ORC code of conduct not up to job, QC says

Michael Laws. Photo: ODT files
Michael Laws. Photo: ODT files
The Otago Regional Council will review its code of conduct after an eminent Dunedin lawyer called its present version not fit for purpose.

Len Andersen QC said the council was probably fortunate that a recent complaint against Cr Michael Laws was not upheld.

"Any other result and you are potentially faced with litigation as to what the code of conduct means," he said.

Mr Andersen was brought in by the council as it dealt with an independent investigator’s report into the complaint against Cr Laws, lodged by council chief executive Sarah Gardner.

The council’s code suffered from a lot of issues, Mr Andersen said.

Councillors ought to have a code in front of them that they understood, he said.

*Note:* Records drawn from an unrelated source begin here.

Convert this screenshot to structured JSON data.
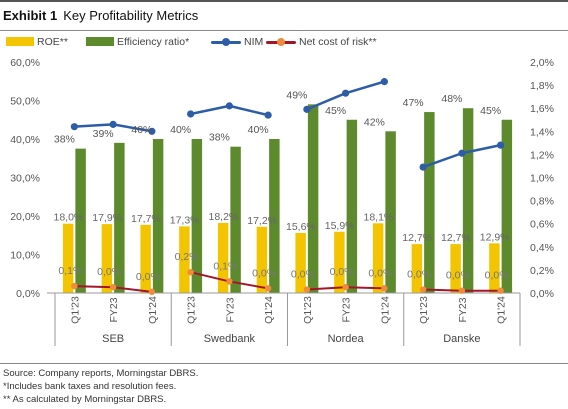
{
  "header": {
    "exhibit": "Exhibit 1",
    "title": "Key Profitability Metrics"
  },
  "colors": {
    "roe": "#F2C500",
    "efficiency": "#5E8A2E",
    "nim": "#2E5DA8",
    "ncr": "#A3162A",
    "ncr_marker": "#F08A3C"
  },
  "chart_data": {
    "type": "bar",
    "groups": [
      "SEB",
      "Swedbank",
      "Nordea",
      "Danske"
    ],
    "categories": [
      "Q1'23",
      "FY23",
      "Q1'24",
      "Q1'23",
      "FY23",
      "Q1'24",
      "Q1'23",
      "FY23",
      "Q1'24",
      "Q1'23",
      "FY23",
      "Q1'24"
    ],
    "category_group": [
      "SEB",
      "SEB",
      "SEB",
      "Swedbank",
      "Swedbank",
      "Swedbank",
      "Nordea",
      "Nordea",
      "Nordea",
      "Danske",
      "Danske",
      "Danske"
    ],
    "legend_position": "top",
    "grid": false,
    "left_axis": {
      "ylim": [
        0,
        60
      ],
      "ticks": [
        "0,0%",
        "10,0%",
        "20,0%",
        "30,0%",
        "40,0%",
        "50,0%",
        "60,0%"
      ]
    },
    "right_axis": {
      "ylim": [
        0,
        2.0
      ],
      "ticks": [
        "0,0%",
        "0,2%",
        "0,4%",
        "0,6%",
        "0,8%",
        "1,0%",
        "1,2%",
        "1,4%",
        "1,6%",
        "1,8%",
        "2,0%"
      ]
    },
    "series": [
      {
        "name": "ROE**",
        "kind": "bar",
        "axis": "left",
        "values": [
          18.0,
          17.9,
          17.7,
          17.3,
          18.2,
          17.2,
          15.6,
          15.9,
          18.1,
          12.7,
          12.7,
          12.9
        ],
        "labels": [
          "18,0%",
          "17,9%",
          "17,7%",
          "17,3%",
          "18,2%",
          "17,2%",
          "15,6%",
          "15,9%",
          "18,1%",
          "12,7%",
          "12,7%",
          "12,9%"
        ]
      },
      {
        "name": "Efficiency ratio*",
        "kind": "bar",
        "axis": "left",
        "values": [
          37.5,
          39.0,
          40.0,
          40.0,
          38.0,
          40.0,
          49.0,
          45.0,
          42.0,
          47.0,
          48.0,
          45.0
        ],
        "labels": [
          "38%",
          "39%",
          "40%",
          "40%",
          "38%",
          "40%",
          "49%",
          "45%",
          "42%",
          "47%",
          "48%",
          "45%"
        ]
      },
      {
        "name": "NIM",
        "kind": "line",
        "axis": "right",
        "values": [
          1.44,
          1.46,
          1.4,
          1.55,
          1.62,
          1.54,
          1.59,
          1.73,
          1.83,
          1.09,
          1.21,
          1.28
        ]
      },
      {
        "name": "Net cost of risk**",
        "kind": "line",
        "axis": "right",
        "values": [
          0.06,
          0.05,
          0.01,
          0.18,
          0.1,
          0.04,
          0.03,
          0.05,
          0.04,
          0.03,
          0.02,
          0.02
        ],
        "labels": [
          "0,1%",
          "0,0%",
          "0,0%",
          "0,2%",
          "0,1%",
          "0,0%",
          "0,0%",
          "0,0%",
          "0,0%",
          "0,0%",
          "0,0%",
          "0,0%"
        ]
      }
    ]
  },
  "footer": {
    "source": "Source: Company reports, Morningstar DBRS.",
    "note1": "*Includes bank taxes and resolution fees.",
    "note2": "** As calculated by Morningstar DBRS."
  }
}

"The problem with things like a code of conduct is that they are not really looked at until something goes wrong.

"I had difficulty understanding this and I’ve had 40-something years of looking at legal documents," Mr Andersen said.

"I don’t imagine any of you would have found it particularly easy."

The code was not clear how independent investigators were chosen, he said.

Further, it needed to be clear what an investigator was doing.

The two-stage process indicated by the code (where an investigator first decided whether a complaint could have merit, or instead was merely trivial, frivolous or minor) was good, but the code did not say the investigator had the power to dismiss a complaint if it was trivial or minor," Mr Andersen said.

"It just goes into a limbo."

Under the present code, the chairman could still require an apology, for example, for a complaint that was considered vexatious, he said.

The council should review its code as soon as possible, he said.

Cr Laws said it was the second time he had been through a code of conduct complaint process.

He had been found "not guilty" on both occasions.

"But what a destructive outcome, what a destructive process, and really one that has no good end whatever the outcome might be guilty, not guilty whatever," he said.

Cr Laws called for an independent mediation process to be included in the code so mediation could occur before the confrontational part of the process began.